Computational Fluid Dynamics (CFD) (MSK610)
Computational fluid dynamics (CFD) lets us solve the governing equations for fluid dynamics for complex engineering problems. CFD is today used in a wide range of industries, some examples are:
- air resistance in airplanes and cars
- wind and wave loads on buildings and marine structures
- heat- and mass transfer in chemical processing plants
- consequence modelling of fires and explosions in the oil- and gas industry
In this course you will get an introduction to computational fluid dynamics. The first part of the course deals with fundamental theory and numerical methods. The second part of the course introduces use of the practical CFD software OpenFOAM. Both parts end with a group project where you select a problem of your own choice to investigate further.

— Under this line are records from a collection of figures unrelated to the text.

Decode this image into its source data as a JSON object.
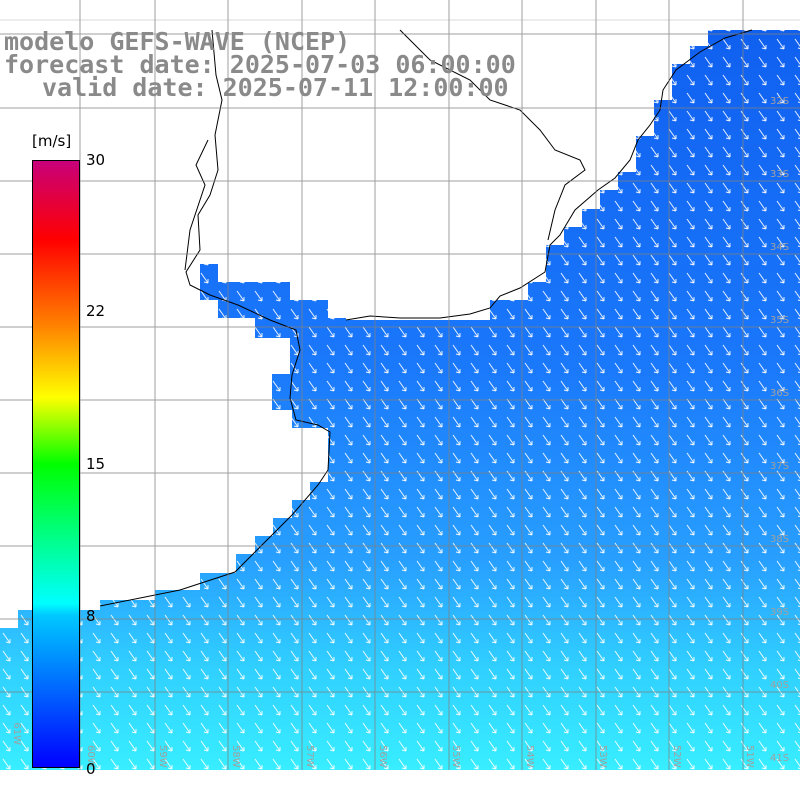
{
  "title": {
    "line1": "modelo GEFS-WAVE (NCEP)",
    "line2": "forecast date: 2025-07-03 06:00:00",
    "line3": "valid date: 2025-07-11 12:00:00"
  },
  "colorbar": {
    "unit": "[m/s]",
    "ticks": [
      {
        "value": 30,
        "label": "30"
      },
      {
        "value": 22,
        "label": "22"
      },
      {
        "value": 15,
        "label": "15"
      },
      {
        "value": 8,
        "label": "8"
      },
      {
        "value": 0,
        "label": "0"
      }
    ],
    "colors": [
      "#0000ff",
      "#00c8ff",
      "#00ffff",
      "#00ff00",
      "#ffff00",
      "#ff8000",
      "#ff0000",
      "#c8007a"
    ]
  },
  "map_data": {
    "type": "wind-vector-map",
    "quantity": "wind speed",
    "lon_range": [
      -61,
      -50
    ],
    "lat_range": [
      -41,
      -31
    ],
    "lat_labels": [
      "32S",
      "33S",
      "34S",
      "35S",
      "36S",
      "37S",
      "38S",
      "39S",
      "40S",
      "41S"
    ],
    "lon_labels": [
      "61W",
      "60W",
      "59W",
      "58W",
      "57W",
      "56W",
      "55W",
      "54W",
      "53W",
      "52W",
      "51W"
    ],
    "land_color": "#ffffff",
    "ocean_colors": [
      "#1060f0",
      "#28a0ff",
      "#30e0ff"
    ],
    "grid": true
  }
}
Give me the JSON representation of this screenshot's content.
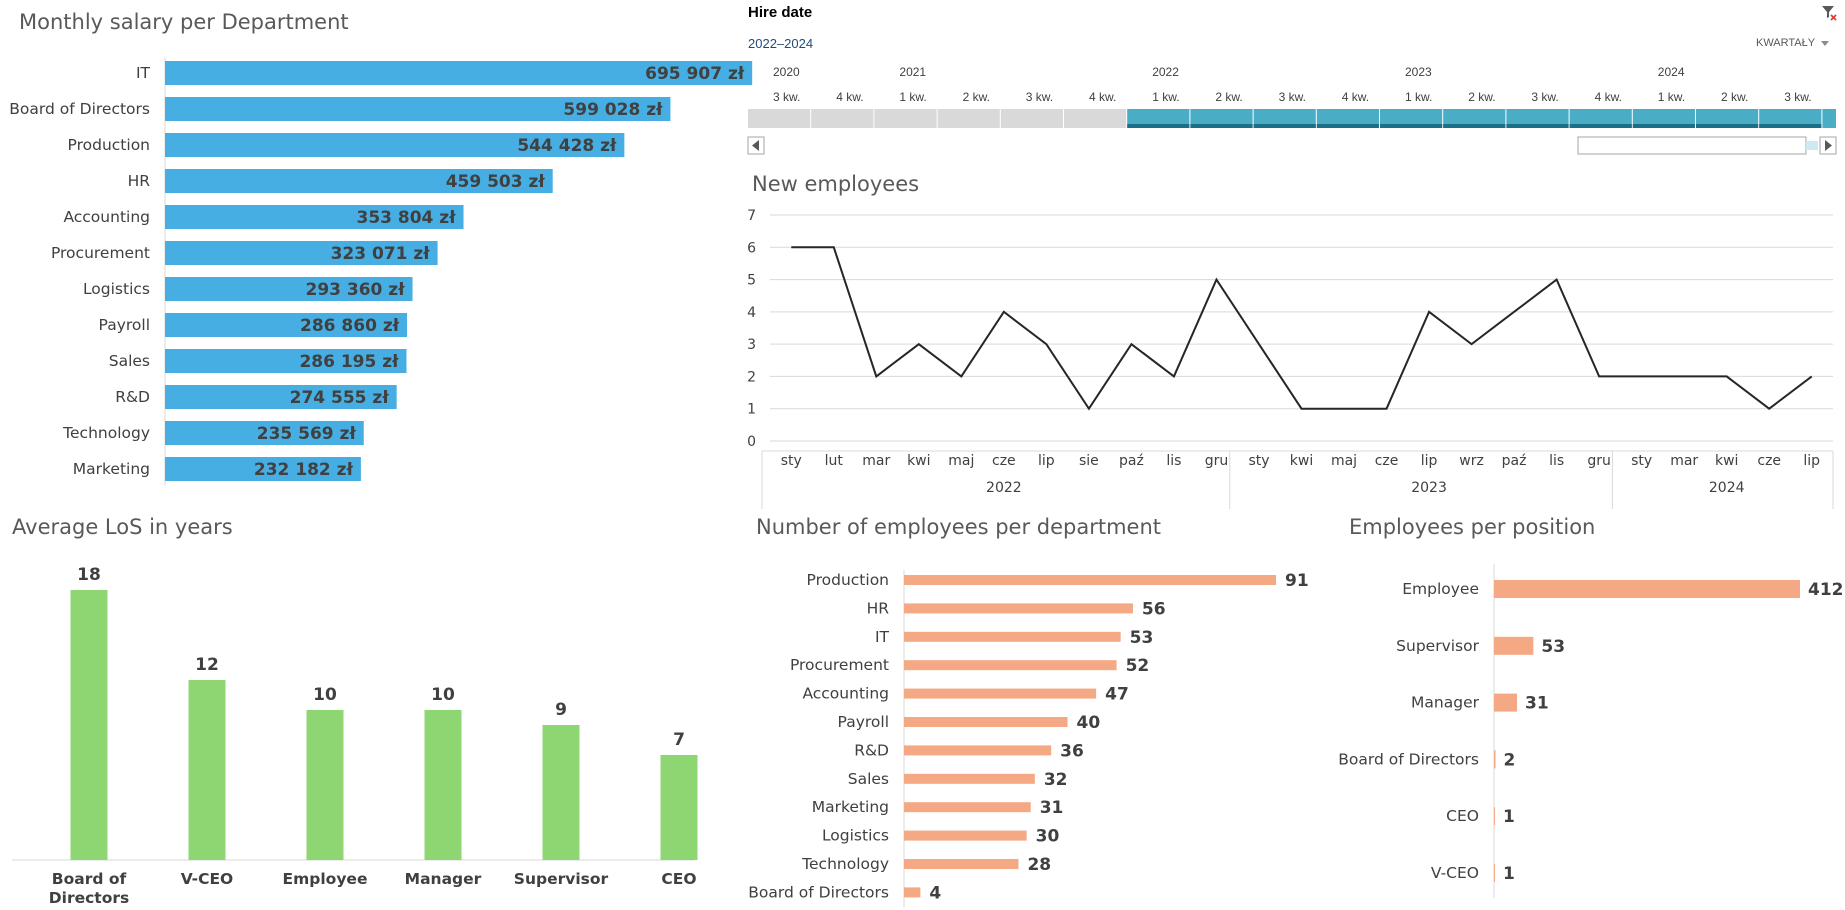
{
  "timeline": {
    "title": "Hire date",
    "range": "2022–2024",
    "level": "KWARTAŁY",
    "icons": {
      "clear_filter": "clear-filter-icon",
      "scroll_left": "arrow-left-icon",
      "scroll_right": "arrow-right-icon"
    },
    "years": [
      {
        "label": "2020",
        "start": 0
      },
      {
        "label": "2021",
        "start": 2
      },
      {
        "label": "2022",
        "start": 6
      },
      {
        "label": "2023",
        "start": 10
      },
      {
        "label": "2024",
        "start": 14
      }
    ],
    "quarters": [
      "3 kw.",
      "4 kw.",
      "1 kw.",
      "2 kw.",
      "3 kw.",
      "4 kw.",
      "1 kw.",
      "2 kw.",
      "3 kw.",
      "4 kw.",
      "1 kw.",
      "2 kw.",
      "3 kw.",
      "4 kw.",
      "1 kw.",
      "2 kw.",
      "3 kw."
    ],
    "selected_from": 6,
    "colors": {
      "selected": "#4bacc6",
      "unselected": "#d9d9d9"
    }
  },
  "chart_data": [
    {
      "id": "salary",
      "type": "bar",
      "orientation": "horizontal",
      "title": "Monthly salary per Department",
      "categories": [
        "IT",
        "Board of Directors",
        "Production",
        "HR",
        "Accounting",
        "Procurement",
        "Logistics",
        "Payroll",
        "Sales",
        "R&D",
        "Technology",
        "Marketing"
      ],
      "values": [
        695907,
        599028,
        544428,
        459503,
        353804,
        323071,
        293360,
        286860,
        286195,
        274555,
        235569,
        232182
      ],
      "labels": [
        "695 907 zł",
        "599 028 zł",
        "544 428 zł",
        "459 503 zł",
        "353 804 zł",
        "323 071 zł",
        "293 360 zł",
        "286 860 zł",
        "286 195 zł",
        "274 555 zł",
        "235 569 zł",
        "232 182 zł"
      ],
      "xlim": [
        0,
        800000
      ],
      "color": "#47aee3"
    },
    {
      "id": "new_employees",
      "type": "line",
      "title": "New employees",
      "ylim": [
        0,
        7
      ],
      "yticks": [
        0,
        1,
        2,
        3,
        4,
        5,
        6,
        7
      ],
      "grid": true,
      "color": "#262626",
      "groups": [
        {
          "year": "2022",
          "months": [
            "sty",
            "lut",
            "mar",
            "kwi",
            "maj",
            "cze",
            "lip",
            "sie",
            "paź",
            "lis",
            "gru"
          ],
          "values": [
            6,
            6,
            2,
            3,
            2,
            4,
            3,
            1,
            3,
            2,
            5
          ]
        },
        {
          "year": "2023",
          "months": [
            "sty",
            "kwi",
            "maj",
            "cze",
            "lip",
            "wrz",
            "paź",
            "lis",
            "gru"
          ],
          "values": [
            3,
            1,
            1,
            1,
            4,
            3,
            4,
            5,
            2
          ]
        },
        {
          "year": "2024",
          "months": [
            "sty",
            "mar",
            "kwi",
            "cze",
            "lip"
          ],
          "values": [
            2,
            2,
            2,
            1,
            2
          ]
        }
      ]
    },
    {
      "id": "los",
      "type": "bar",
      "orientation": "vertical",
      "title": "Average LoS in years",
      "categories": [
        "Board of Directors",
        "V-CEO",
        "Employee",
        "Manager",
        "Supervisor",
        "CEO"
      ],
      "values": [
        18,
        12,
        10,
        10,
        9,
        7
      ],
      "ylim": [
        0,
        18
      ],
      "color": "#8dd672"
    },
    {
      "id": "emp_dept",
      "type": "bar",
      "orientation": "horizontal",
      "title": "Number of employees per department",
      "categories": [
        "Production",
        "HR",
        "IT",
        "Procurement",
        "Accounting",
        "Payroll",
        "R&D",
        "Sales",
        "Marketing",
        "Logistics",
        "Technology",
        "Board of Directors"
      ],
      "values": [
        91,
        56,
        53,
        52,
        47,
        40,
        36,
        32,
        31,
        30,
        28,
        4
      ],
      "xlim": [
        0,
        91
      ],
      "color": "#f4a884"
    },
    {
      "id": "emp_pos",
      "type": "bar",
      "orientation": "horizontal",
      "title": "Employees per position",
      "categories": [
        "Employee",
        "Supervisor",
        "Manager",
        "Board of Directors",
        "CEO",
        "V-CEO"
      ],
      "values": [
        412,
        53,
        31,
        2,
        1,
        1
      ],
      "xlim": [
        0,
        412
      ],
      "color": "#f4a884"
    }
  ]
}
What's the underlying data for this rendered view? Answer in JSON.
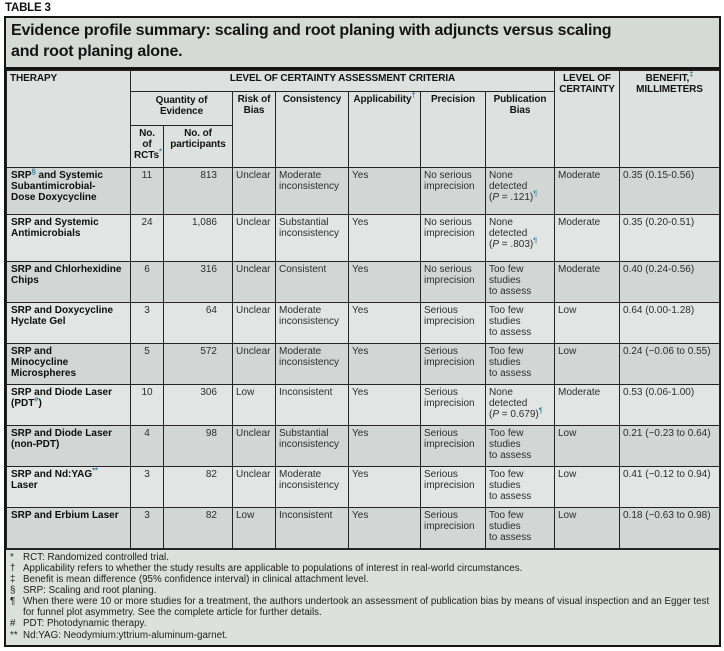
{
  "label": "TABLE 3",
  "title": "Evidence profile summary: scaling and root planing with adjuncts versus scaling\nand root planing alone.",
  "colors": {
    "superscript_accent": "#337f9e",
    "title_bg": "#d6dad7",
    "header_bg": "#dde1e0",
    "row_shade_dark": "#d2d7d6",
    "row_shade_light": "#e2e5e3",
    "footnote_bg": "#dde1dd",
    "border": "#161616"
  },
  "headers": {
    "therapy": "THERAPY",
    "criteria": "LEVEL OF CERTAINTY ASSESSMENT CRITERIA",
    "quantity": "Quantity of\nEvidence",
    "rcts": "No.\nof\nRCTs^{*}",
    "participants": "No. of\nparticipants",
    "risk_of_bias": "Risk of\nBias",
    "consistency": "Consistency",
    "applicability": "Applicability^{†}",
    "precision": "Precision",
    "publication_bias": "Publication\nBias",
    "certainty": "LEVEL OF\nCERTAINTY",
    "benefit": "BENEFIT,^{‡}\nMILLIMETERS"
  },
  "rows": [
    {
      "therapy": "SRP^{§} and Systemic\nSubantimicrobial-\nDose Doxycycline",
      "rcts": "11",
      "participants": "813",
      "risk_of_bias": "Unclear",
      "consistency": "Moderate\ninconsistency",
      "applicability": "Yes",
      "precision": "No serious\nimprecision",
      "publication_bias": "None\ndetected\n(~P~ = .121)^{¶}",
      "certainty": "Moderate",
      "benefit": "0.35 (0.15-0.56)"
    },
    {
      "therapy": "SRP and Systemic\nAntimicrobials",
      "rcts": "24",
      "participants": "1,086",
      "risk_of_bias": "Unclear",
      "consistency": "Substantial\ninconsistency",
      "applicability": "Yes",
      "precision": "No serious\nimprecision",
      "publication_bias": "None\ndetected\n(~P~ = .803)^{¶}",
      "certainty": "Moderate",
      "benefit": "0.35 (0.20-0.51)"
    },
    {
      "therapy": "SRP and Chlorhexidine\nChips",
      "rcts": "6",
      "participants": "316",
      "risk_of_bias": "Unclear",
      "consistency": "Consistent",
      "applicability": "Yes",
      "precision": "No serious\nimprecision",
      "publication_bias": "Too few\nstudies\nto assess",
      "certainty": "Moderate",
      "benefit": "0.40 (0.24-0.56)"
    },
    {
      "therapy": "SRP and Doxycycline\nHyclate Gel",
      "rcts": "3",
      "participants": "64",
      "risk_of_bias": "Unclear",
      "consistency": "Moderate\ninconsistency",
      "applicability": "Yes",
      "precision": "Serious\nimprecision",
      "publication_bias": "Too few\nstudies\nto assess",
      "certainty": "Low",
      "benefit": "0.64 (0.00-1.28)"
    },
    {
      "therapy": "SRP and\nMinocycline\nMicrospheres",
      "rcts": "5",
      "participants": "572",
      "risk_of_bias": "Unclear",
      "consistency": "Moderate\ninconsistency",
      "applicability": "Yes",
      "precision": "Serious\nimprecision",
      "publication_bias": "Too few\nstudies\nto assess",
      "certainty": "Low",
      "benefit": "0.24 (−0.06 to 0.55)"
    },
    {
      "therapy": "SRP and Diode Laser\n(PDT^{#})",
      "rcts": "10",
      "participants": "306",
      "risk_of_bias": "Low",
      "consistency": "Inconsistent",
      "applicability": "Yes",
      "precision": "Serious\nimprecision",
      "publication_bias": "None\ndetected\n(~P~ = 0.679)^{¶}",
      "certainty": "Moderate",
      "benefit": "0.53 (0.06-1.00)"
    },
    {
      "therapy": "SRP and Diode Laser\n(non-PDT)",
      "rcts": "4",
      "participants": "98",
      "risk_of_bias": "Unclear",
      "consistency": "Substantial\ninconsistency",
      "applicability": "Yes",
      "precision": "Serious\nimprecision",
      "publication_bias": "Too few\nstudies\nto assess",
      "certainty": "Low",
      "benefit": "0.21 (−0.23 to 0.64)"
    },
    {
      "therapy": "SRP and Nd:YAG^{**}\nLaser",
      "rcts": "3",
      "participants": "82",
      "risk_of_bias": "Unclear",
      "consistency": "Moderate\ninconsistency",
      "applicability": "Yes",
      "precision": "Serious\nimprecision",
      "publication_bias": "Too few\nstudies\nto assess",
      "certainty": "Low",
      "benefit": "0.41 (−0.12 to 0.94)"
    },
    {
      "therapy": "SRP and Erbium Laser",
      "rcts": "3",
      "participants": "82",
      "risk_of_bias": "Low",
      "consistency": "Inconsistent",
      "applicability": "Yes",
      "precision": "Serious\nimprecision",
      "publication_bias": "Too few\nstudies\nto assess",
      "certainty": "Low",
      "benefit": "0.18 (−0.63 to 0.98)"
    }
  ],
  "footnotes": [
    {
      "sym": "*",
      "text": "RCT: Randomized controlled trial."
    },
    {
      "sym": "†",
      "text": "Applicability refers to whether the study results are applicable to populations of interest in real-world circumstances."
    },
    {
      "sym": "‡",
      "text": "Benefit is mean difference (95% confidence interval) in clinical attachment level."
    },
    {
      "sym": "§",
      "text": "SRP: Scaling and root planing."
    },
    {
      "sym": "¶",
      "text": "When there were 10 or more studies for a treatment, the authors undertook an assessment of publication bias by means of visual inspection and an Egger test for funnel plot asymmetry. See the complete article for further details."
    },
    {
      "sym": "#",
      "text": "PDT: Photodynamic therapy."
    },
    {
      "sym": "**",
      "text": "Nd:YAG: Neodymium:yttrium-aluminum-garnet."
    }
  ]
}
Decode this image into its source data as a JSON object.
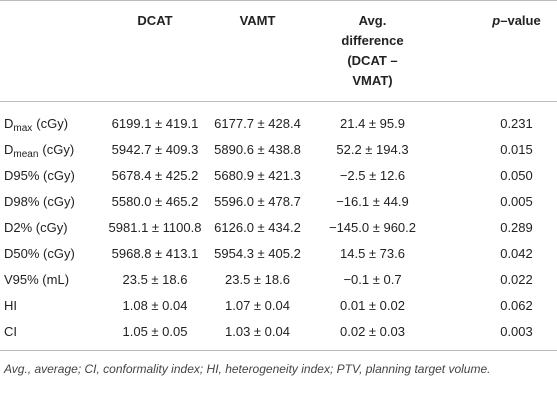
{
  "table": {
    "columns": [
      "DCAT",
      "VAMT",
      "Avg. difference (DCAT – VMAT)",
      {
        "italic": "p",
        "text": "–value"
      }
    ],
    "rows": [
      [
        {
          "base": "D",
          "sub": "max",
          "rest": "(cGy)"
        },
        "6199.1 ± 419.1",
        "6177.7 ± 428.4",
        "21.4 ± 95.9",
        "0.231"
      ],
      [
        {
          "base": "D",
          "sub": "mean",
          "rest": "(cGy)"
        },
        "5942.7 ± 409.3",
        "5890.6 ± 438.8",
        "52.2 ± 194.3",
        "0.015"
      ],
      [
        "D95% (cGy)",
        "5678.4 ± 425.2",
        "5680.9 ± 421.3",
        "−2.5 ± 12.6",
        "0.050"
      ],
      [
        "D98% (cGy)",
        "5580.0 ± 465.2",
        "5596.0 ± 478.7",
        "−16.1 ± 44.9",
        "0.005"
      ],
      [
        "D2% (cGy)",
        "5981.1 ± 1100.8",
        "6126.0 ± 434.2",
        "−145.0 ± 960.2",
        "0.289"
      ],
      [
        "D50% (cGy)",
        "5968.8 ± 413.1",
        "5954.3 ± 405.2",
        "14.5 ± 73.6",
        "0.042"
      ],
      [
        "V95% (mL)",
        "23.5 ± 18.6",
        "23.5 ± 18.6",
        "−0.1 ± 0.7",
        "0.022"
      ],
      [
        "HI",
        "1.08 ± 0.04",
        "1.07 ± 0.04",
        "0.01 ± 0.02",
        "0.062"
      ],
      [
        "CI",
        "1.05 ± 0.05",
        "1.03 ± 0.04",
        "0.02 ± 0.03",
        "0.003"
      ]
    ],
    "footnote": "Avg., average; CI, conformality index; HI, heterogeneity index; PTV, planning target volume."
  }
}
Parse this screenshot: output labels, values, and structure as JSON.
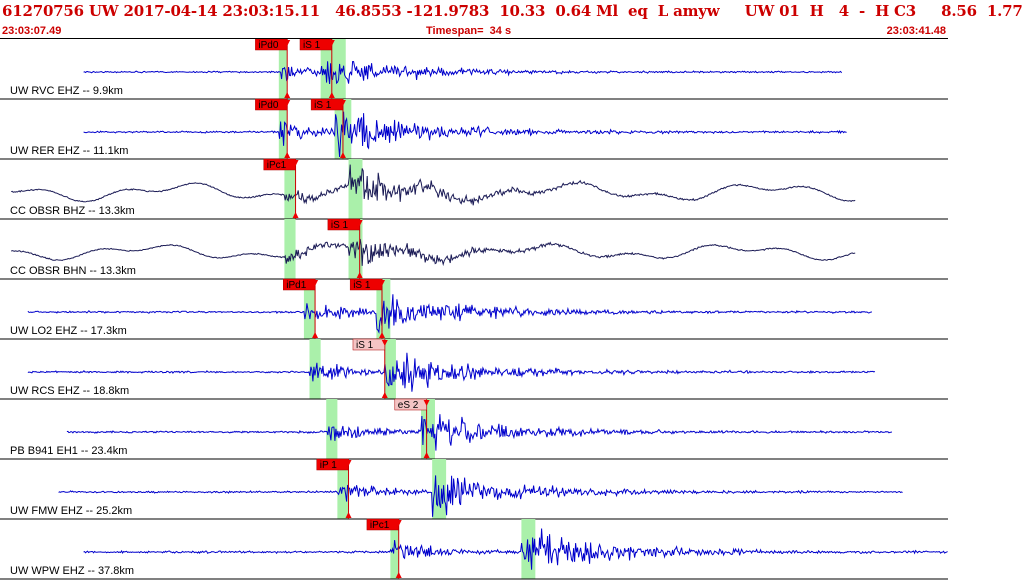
{
  "header": {
    "title": "61270756 UW 2017-04-14 23:03:15.11   46.8553 -121.9783  10.33  0.64 Ml  eq  L amyw     UW 01  H   4  -  H C3     8.56  1.77",
    "time_start": "23:03:07.49",
    "timespan": "Timespan=  34 s",
    "time_end": "23:03:41.48"
  },
  "colors": {
    "title": "#cc0000",
    "trace_ehz": "#0000cc",
    "trace_bh": "#1a1a55",
    "pick_red": "#ee0000",
    "pick_pink": "#f4c4c4",
    "window_green": "#aaf0aa",
    "axis": "#000000"
  },
  "chart_data": {
    "type": "line",
    "x_unit": "s",
    "xlim": [
      0,
      34
    ],
    "start_time": "23:03:07.49",
    "end_time": "23:03:41.48",
    "series": [
      {
        "name": "UW RVC EHZ -- 9.9km",
        "color": "#0000cc",
        "amp": 0.35,
        "sig_start": 3,
        "sig_end": 30.2,
        "style": "hf",
        "windows": [
          [
            10.0,
            10.3
          ],
          [
            11.5,
            12.4
          ]
        ],
        "picks": [
          {
            "label": "iPd0",
            "t": 10.3,
            "style": "red"
          },
          {
            "label": "iS 1",
            "t": 11.9,
            "style": "red"
          }
        ]
      },
      {
        "name": "UW RER EHZ -- 11.1km",
        "color": "#0000cc",
        "amp": 0.45,
        "sig_start": 3,
        "sig_end": 30.4,
        "style": "hf",
        "windows": [
          [
            10.0,
            10.3
          ],
          [
            12.0,
            12.6
          ]
        ],
        "picks": [
          {
            "label": "iPd0",
            "t": 10.3,
            "style": "red"
          },
          {
            "label": "iS 1",
            "t": 12.3,
            "style": "red"
          }
        ]
      },
      {
        "name": "CC OBSR BHZ -- 13.3km",
        "color": "#1a1a55",
        "amp": 0.7,
        "sig_start": 0.4,
        "sig_end": 30.7,
        "style": "lf",
        "windows": [
          [
            10.2,
            10.6
          ],
          [
            12.5,
            13.0
          ]
        ],
        "picks": [
          {
            "label": "iPc1",
            "t": 10.6,
            "style": "red"
          }
        ]
      },
      {
        "name": "CC OBSR BHN -- 13.3km",
        "color": "#1a1a55",
        "amp": 0.6,
        "sig_start": 0.4,
        "sig_end": 30.7,
        "style": "lf",
        "windows": [
          [
            10.2,
            10.6
          ],
          [
            12.5,
            13.0
          ]
        ],
        "picks": [
          {
            "label": "iS 1",
            "t": 12.9,
            "style": "red"
          }
        ]
      },
      {
        "name": "UW LO2 EHZ -- 17.3km",
        "color": "#0000cc",
        "amp": 0.45,
        "sig_start": 1,
        "sig_end": 31.3,
        "style": "hf",
        "windows": [
          [
            10.9,
            11.3
          ],
          [
            13.5,
            14.0
          ]
        ],
        "picks": [
          {
            "label": "iPd1",
            "t": 11.3,
            "style": "red"
          },
          {
            "label": "iS 1",
            "t": 13.7,
            "style": "red"
          }
        ]
      },
      {
        "name": "UW RCS EHZ -- 18.8km",
        "color": "#0000cc",
        "amp": 0.45,
        "sig_start": 1,
        "sig_end": 31.4,
        "style": "hf",
        "windows": [
          [
            11.1,
            11.5
          ],
          [
            13.8,
            14.2
          ]
        ],
        "picks": [
          {
            "label": "iS 1",
            "t": 13.8,
            "style": "pink"
          }
        ]
      },
      {
        "name": "PB B941 EH1 -- 23.4km",
        "color": "#0000cc",
        "amp": 0.45,
        "sig_start": 2.4,
        "sig_end": 32.0,
        "style": "hf",
        "windows": [
          [
            11.7,
            12.1
          ],
          [
            15.1,
            15.6
          ]
        ],
        "picks": [
          {
            "label": "eS 2",
            "t": 15.3,
            "style": "pink"
          }
        ]
      },
      {
        "name": "UW FMW EHZ -- 25.2km",
        "color": "#0000cc",
        "amp": 0.45,
        "sig_start": 2.1,
        "sig_end": 32.4,
        "style": "hf",
        "windows": [
          [
            12.1,
            12.5
          ],
          [
            15.5,
            16.0
          ]
        ],
        "picks": [
          {
            "label": "iP 1",
            "t": 12.5,
            "style": "red"
          }
        ]
      },
      {
        "name": "UW WPW EHZ -- 37.8km",
        "color": "#0000cc",
        "amp": 0.5,
        "sig_start": 3,
        "sig_end": 34,
        "style": "hf",
        "windows": [
          [
            14.0,
            14.3
          ],
          [
            18.7,
            19.2
          ]
        ],
        "picks": [
          {
            "label": "iPc1",
            "t": 14.3,
            "style": "red"
          }
        ]
      }
    ]
  }
}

Course description for study year 2022-2023
Course code
MSK610
Version
1
Credits (ECTS)
10
Semester tution start
Spring
Number of semesters
1
Exam semester
Spring
Language of instruction
English
Learning outcome
Knowledge
The students shall
- know the governing equations for fluid dynamics, and how these can be described as a general transport equation
- know the properties of the finite volume method for discretizing transport equations
- know the fundamental discretization schemes for each term of the transport equation
- know the most common methods for treating the coupled flow problem
- know the most common models for turbulent flow
- be able to discuss advantages and disadvantages of different choices of solution methods and models
Skills
The students shall be able to
- perform the discretization of all the terms in the transport equation with the finite volume method
- implement numerical methods to solve transport equations in the Python programming language
- perform simulations in the CFD software OpenFOAM; create simulation mesh, select initial- and boundary conditions, discretization schemes and solution methods and visualize the results
- compare simulations against analytical and experimental results
General qualifications
The students shall be able to
- simplify practical problems to make them amenable for analysis with appropriate scientific methods
- visualize and present data from simulations in a scientific manner
- interpret results from simulations and evaluate accuracy and uncertainty
- collaborate in groups to carry out a project work
Required prerequisite knowledge
Recommended prerequisites
Exam
Assignments, projects and written exam
Form of assessment | Weight | Duration | Marks | Aid |
---|---|---|---|---|
Written exam | 1/5 | 3 Hours | Letter grades | |
Project 1 | 2/5 | Letter grades | ||
Project 2 | 2/5 | Letter grades |